Pancreatic cancer has a five-year survival rate below 11% despite treatment with aggressive chemotherapy regimens. A key reason drugs fail is intratumoral heterogeneity (ITH), the fact that tumors contain many different cell subtypes with different biological behaviors. When chemotherapy kills most cancer cells, the resistant subpopulation survives and repopulates the tumor.
Current methods to measure ITH, such as single-cell RNA sequencing, are expensive, slow, and technically complex. They cannot realistically be run in real time during patient care. There is an urgent need for faster, cheaper tools that can monitor how heterogeneous a tumor is and how it changes during treatment.
Digital holographic microscopy (DHM) uses laser light interference to generate detailed images of individual cells without any staining or labeling, which can take days in traditional methods. When light passes through a cell, it creates a phase image capturing the cell's thickness, dry mass, and internal structure. These physical properties differ between cell types and change with the cell's biological state.
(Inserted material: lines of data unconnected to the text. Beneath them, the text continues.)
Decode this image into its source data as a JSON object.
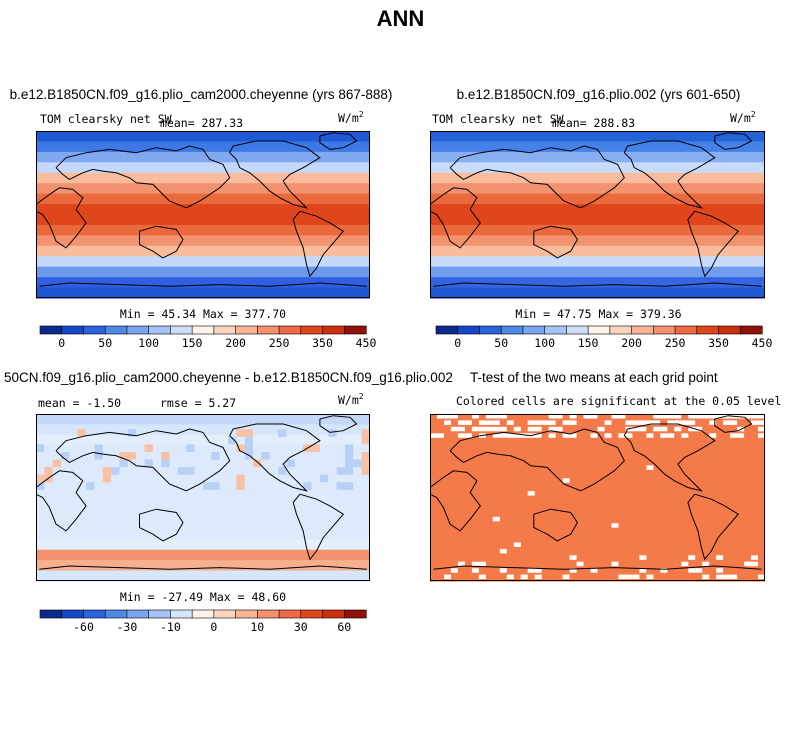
{
  "page": {
    "title": "ANN"
  },
  "chart_data": [
    {
      "type": "heatmap",
      "panel_title": "b.e12.B1850CN.f09_g16.plio_cam2000.cheyenne (yrs 867-888)",
      "variable": "TOM clearsky net SW",
      "mean_text": "mean= 287.33",
      "units_base": "W/m",
      "units_exp": "2",
      "minmax_text": "Min =  45.34 Max = 377.70",
      "colorbar_labels": [
        "0",
        "50",
        "100",
        "150",
        "200",
        "250",
        "350",
        "450"
      ],
      "colorbar_colors": [
        "#0a2a8c",
        "#1446c8",
        "#2a64dc",
        "#5088e6",
        "#7aa6ee",
        "#a6c4f4",
        "#cfdff9",
        "#fff4ea",
        "#fcd6bc",
        "#f9b494",
        "#f5906c",
        "#ee6a44",
        "#e0461c",
        "#c83010",
        "#8e1206"
      ],
      "latitude_bands": [
        "#1e5ad6",
        "#3c78e6",
        "#80a8f0",
        "#c4d8fb",
        "#f9bd9e",
        "#f2926e",
        "#ea6a3e",
        "#e0461c",
        "#e0461c",
        "#ea6a3e",
        "#f2926e",
        "#f9bd9e",
        "#c4d8fb",
        "#6e9aee",
        "#3060e0",
        "#1e56d4"
      ]
    },
    {
      "type": "heatmap",
      "panel_title": "b.e12.B1850CN.f09_g16.plio.002 (yrs 601-650)",
      "variable": "TOM clearsky net SW",
      "mean_text": "mean= 288.83",
      "units_base": "W/m",
      "units_exp": "2",
      "minmax_text": "Min =  47.75 Max = 379.36",
      "colorbar_labels": [
        "0",
        "50",
        "100",
        "150",
        "200",
        "250",
        "350",
        "450"
      ],
      "colorbar_colors": [
        "#0a2a8c",
        "#1446c8",
        "#2a64dc",
        "#5088e6",
        "#7aa6ee",
        "#a6c4f4",
        "#cfdff9",
        "#fff4ea",
        "#fcd6bc",
        "#f9b494",
        "#f5906c",
        "#ee6a44",
        "#e0461c",
        "#c83010",
        "#8e1206"
      ],
      "latitude_bands": [
        "#2462d8",
        "#4482e8",
        "#88aef2",
        "#c8dbfb",
        "#f9bd9e",
        "#f2926e",
        "#ea6a3e",
        "#e0461c",
        "#e0461c",
        "#ea6a3e",
        "#f2926e",
        "#f9bd9e",
        "#c8dbfb",
        "#729cee",
        "#3464e0",
        "#2058d4"
      ]
    },
    {
      "type": "heatmap",
      "panel_title": "50CN.f09_g16.plio_cam2000.cheyenne - b.e12.B1850CN.f09_g16.plio.002",
      "mean_text": "mean =  -1.50",
      "rmse_text": "rmse =   5.27",
      "units_base": "W/m",
      "units_exp": "2",
      "minmax_text": "Min = -27.49 Max =  48.60",
      "colorbar_labels": [
        "-60",
        "-30",
        "-10",
        "0",
        "10",
        "30",
        "60"
      ],
      "colorbar_colors": [
        "#0a2a8c",
        "#1446c8",
        "#2a64dc",
        "#5088e6",
        "#7aa6ee",
        "#a6c4f4",
        "#d6e6fb",
        "#fff2e6",
        "#fcd6bc",
        "#f9b494",
        "#f5906c",
        "#ee6a44",
        "#e0461c",
        "#c83010",
        "#8e1206"
      ],
      "latitude_bands": [
        "#c4d8fb",
        "#d6e6fb",
        "#e2eefc",
        "#dceafc",
        "#dceafc",
        "#dceafc",
        "#dceafc",
        "#dceafc",
        "#dceafc",
        "#dceafc",
        "#dceafc",
        "#dceafc",
        "#e6f0fc",
        "#f2926e",
        "#f5b090",
        "#d6e6fb"
      ]
    },
    {
      "type": "heatmap",
      "panel_title": "T-test of the two means at each grid point",
      "subtitle": "Colored cells are significant at the 0.05 level",
      "significant_color": "#f47a4a",
      "latitude_bands": [
        "#f47a4a",
        "#f47a4a",
        "#f47a4a",
        "#f47a4a",
        "#f47a4a",
        "#f47a4a",
        "#f47a4a",
        "#f47a4a",
        "#f47a4a",
        "#f47a4a",
        "#f47a4a",
        "#f47a4a",
        "#f47a4a",
        "#f47a4a",
        "#f47a4a",
        "#f47a4a"
      ]
    }
  ]
}
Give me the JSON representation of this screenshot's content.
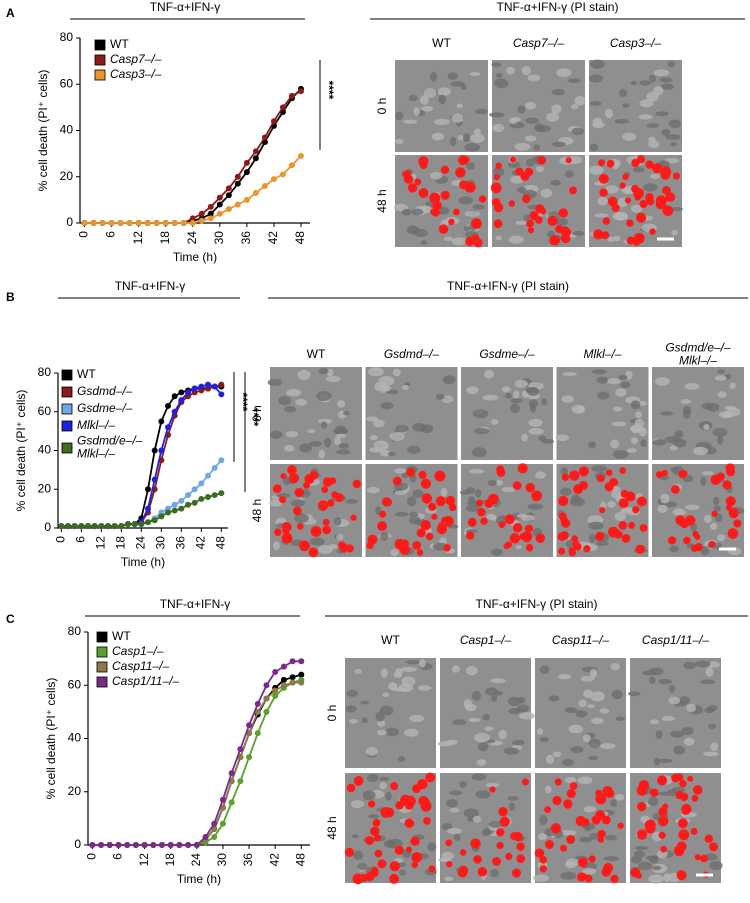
{
  "panel_letters": [
    "A",
    "B",
    "C"
  ],
  "chart_data": [
    {
      "type": "line",
      "title": "TNF-α+IFN-γ",
      "x_label": "Time (h)",
      "y_label": "% cell death (PI⁺ cells)",
      "x": [
        0,
        2,
        4,
        6,
        8,
        10,
        12,
        14,
        16,
        18,
        20,
        22,
        24,
        26,
        28,
        30,
        32,
        34,
        36,
        38,
        40,
        42,
        44,
        46,
        48
      ],
      "xlim": [
        -1,
        50
      ],
      "xticks": [
        0,
        6,
        12,
        18,
        24,
        30,
        36,
        42,
        48
      ],
      "ylim": [
        0,
        80
      ],
      "yticks": [
        0,
        20,
        40,
        60,
        80
      ],
      "legend": "top-left",
      "annotations": [
        "****"
      ],
      "series": [
        {
          "name": "WT",
          "color": "#000000",
          "values": [
            0,
            0,
            0,
            0,
            0,
            0,
            0,
            0,
            0,
            0,
            0,
            0,
            1,
            2,
            4,
            8,
            12,
            17,
            22,
            28,
            35,
            42,
            48,
            54,
            58
          ]
        },
        {
          "name": "Casp7–/–",
          "color": "#8b1a1a",
          "values": [
            0,
            0,
            0,
            0,
            0,
            0,
            0,
            0,
            0,
            0,
            0,
            0,
            2,
            4,
            7,
            11,
            15,
            20,
            26,
            31,
            37,
            44,
            50,
            55,
            57
          ]
        },
        {
          "name": "Casp3–/–",
          "color": "#e8962e",
          "values": [
            0,
            0,
            0,
            0,
            0,
            0,
            0,
            0,
            0,
            0,
            0,
            0,
            0,
            1,
            2,
            4,
            6,
            8,
            10,
            13,
            16,
            19,
            21,
            25,
            29
          ]
        }
      ]
    },
    {
      "type": "line",
      "title": "TNF-α+IFN-γ",
      "x_label": "Time (h)",
      "y_label": "% cell death (PI⁺ cells)",
      "x": [
        0,
        2,
        4,
        6,
        8,
        10,
        12,
        14,
        16,
        18,
        20,
        22,
        24,
        26,
        28,
        30,
        32,
        34,
        36,
        38,
        40,
        42,
        44,
        46,
        48
      ],
      "xlim": [
        -1,
        50
      ],
      "xticks": [
        0,
        6,
        12,
        18,
        24,
        30,
        36,
        42,
        48
      ],
      "ylim": [
        0,
        80
      ],
      "yticks": [
        0,
        20,
        40,
        60,
        80
      ],
      "legend": "top-left",
      "annotations": [
        "****",
        "****"
      ],
      "series": [
        {
          "name": "WT",
          "color": "#000000",
          "values": [
            1,
            1,
            1,
            1,
            1,
            1,
            1,
            1,
            1,
            1,
            2,
            2,
            5,
            20,
            40,
            55,
            63,
            68,
            70,
            71,
            72,
            72,
            72,
            73,
            73
          ]
        },
        {
          "name": "Gsdmd–/–",
          "color": "#8b1a1a",
          "values": [
            1,
            1,
            1,
            1,
            1,
            1,
            1,
            1,
            1,
            1,
            2,
            2,
            3,
            8,
            20,
            35,
            48,
            58,
            65,
            68,
            70,
            71,
            72,
            73,
            74
          ]
        },
        {
          "name": "Gsdme–/–",
          "color": "#6fa8e8",
          "values": [
            1,
            1,
            1,
            1,
            1,
            1,
            1,
            1,
            1,
            1,
            2,
            2,
            2,
            3,
            5,
            8,
            10,
            12,
            14,
            17,
            20,
            23,
            27,
            31,
            35
          ]
        },
        {
          "name": "Mlkl–/–",
          "color": "#2020e0",
          "values": [
            1,
            1,
            1,
            1,
            1,
            1,
            1,
            1,
            1,
            1,
            2,
            2,
            3,
            10,
            25,
            40,
            52,
            60,
            66,
            70,
            72,
            73,
            74,
            73,
            69
          ]
        },
        {
          "name": "Gsdmd/e–/–\nMlkl–/–",
          "color": "#3d6b1f",
          "values": [
            1,
            1,
            1,
            1,
            1,
            1,
            1,
            1,
            1,
            1,
            2,
            2,
            2,
            3,
            4,
            6,
            8,
            9,
            10,
            12,
            13,
            15,
            16,
            17,
            18
          ]
        }
      ]
    },
    {
      "type": "line",
      "title": "TNF-α+IFN-γ",
      "x_label": "Time (h)",
      "y_label": "% cell death (PI⁺ cells)",
      "x": [
        0,
        2,
        4,
        6,
        8,
        10,
        12,
        14,
        16,
        18,
        20,
        22,
        24,
        26,
        28,
        30,
        32,
        34,
        36,
        38,
        40,
        42,
        44,
        46,
        48
      ],
      "xlim": [
        -1,
        50
      ],
      "xticks": [
        0,
        6,
        12,
        18,
        24,
        30,
        36,
        42,
        48
      ],
      "ylim": [
        0,
        80
      ],
      "yticks": [
        0,
        20,
        40,
        60,
        80
      ],
      "legend": "top-left",
      "annotations": [],
      "series": [
        {
          "name": "WT",
          "color": "#000000",
          "values": [
            0,
            0,
            0,
            0,
            0,
            0,
            0,
            0,
            0,
            0,
            0,
            0,
            0,
            2,
            6,
            14,
            24,
            33,
            42,
            49,
            55,
            59,
            62,
            63,
            64
          ]
        },
        {
          "name": "Casp1–/–",
          "color": "#5aa02c",
          "values": [
            0,
            0,
            0,
            0,
            0,
            0,
            0,
            0,
            0,
            0,
            0,
            0,
            0,
            1,
            3,
            8,
            16,
            24,
            33,
            42,
            50,
            56,
            59,
            61,
            62
          ]
        },
        {
          "name": "Casp11–/–",
          "color": "#8c7a4a",
          "values": [
            0,
            0,
            0,
            0,
            0,
            0,
            0,
            0,
            0,
            0,
            0,
            0,
            0,
            2,
            6,
            14,
            24,
            33,
            42,
            50,
            55,
            58,
            60,
            61,
            61
          ]
        },
        {
          "name": "Casp1/11–/–",
          "color": "#7b2a8c",
          "values": [
            0,
            0,
            0,
            0,
            0,
            0,
            0,
            0,
            0,
            0,
            0,
            0,
            0,
            3,
            8,
            17,
            27,
            36,
            45,
            53,
            60,
            65,
            67,
            69,
            69
          ]
        }
      ]
    }
  ],
  "image_panels": [
    {
      "title": "TNF-α+IFN-γ (PI stain)",
      "columns": [
        "WT",
        "Casp7–/–",
        "Casp3–/–"
      ],
      "rows": [
        "0 h",
        "48 h"
      ]
    },
    {
      "title": "TNF-α+IFN-γ (PI stain)",
      "columns": [
        "WT",
        "Gsdmd–/–",
        "Gsdme–/–",
        "Mlkl–/–",
        "Gsdmd/e–/–\nMlkl–/–"
      ],
      "rows": [
        "0 h",
        "48 h"
      ]
    },
    {
      "title": "TNF-α+IFN-γ (PI stain)",
      "columns": [
        "WT",
        "Casp1–/–",
        "Casp11–/–",
        "Casp1/11–/–"
      ],
      "rows": [
        "0 h",
        "48 h"
      ]
    }
  ]
}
The researchers coupled a DHM device to a microfluidic system so that cancer cells in liquid suspension flow past the microscope in a continuous stream. This enables high-throughput single-cell imaging at speeds not possible with traditional microscopy, collecting data on thousands of individual cells in minutes rather than hours or days.
The team built a machine learning pipeline combining traditional morphological features (cell shape, area, perimeter) with features extracted by a lightweight neural network called ResNet18. A random forest classifier, tested against support vector machines, K-nearest neighbors, and neural networks, performed best throughout all experiments.
The model was first validated in spike-in experiments, mixing known proportions of two distinct cell lines (epithelial and mesenchymal) and testing whether the AI could recover the correct mixture ratios. It achieved this with a maximum deviation of only 3%, confirming the system's precision before applying it to more complex biological questions.
When pancreatic cancer cells were treated with TGF-beta to trigger epithelial-mesenchymal transition (a key step toward cancer spread), the DHM system detected the resulting cell shape changes with 81-85% accuracy in two of three cell lines. The system also correctly identified that one cell line (8442) showed minimal response, consistent with immunofluorescence validation experiments.
Most importantly, the system was applied to patient-derived organoids, three-dimensional tumor structures grown from actual patient tissue samples. The DHM pipeline successfully detected heterogeneity within these organoids and identified changes in cell state in response to gemcitabine chemotherapy treatment, demonstrating the technology's translational potential with clinically relevant models.
This platform could be integrated into clinical workflows to provide rapid phenotypic profiling of tumor biopsies or cells obtained from liquid biopsies. By monitoring how heterogeneous a patient's tumor is and how it evolves under treatment, oncologists could make more informed decisions about when to switch chemotherapy regimens or add targeted therapies.
The label-free, real-time nature of DHM means results can theoretically be available within hours of a biopsy rather than weeks. As the technology matures, it could become a routine tool for personalizing pancreatic cancer treatment, helping identify which patients are developing resistant cell populations before clinical relapse occurs.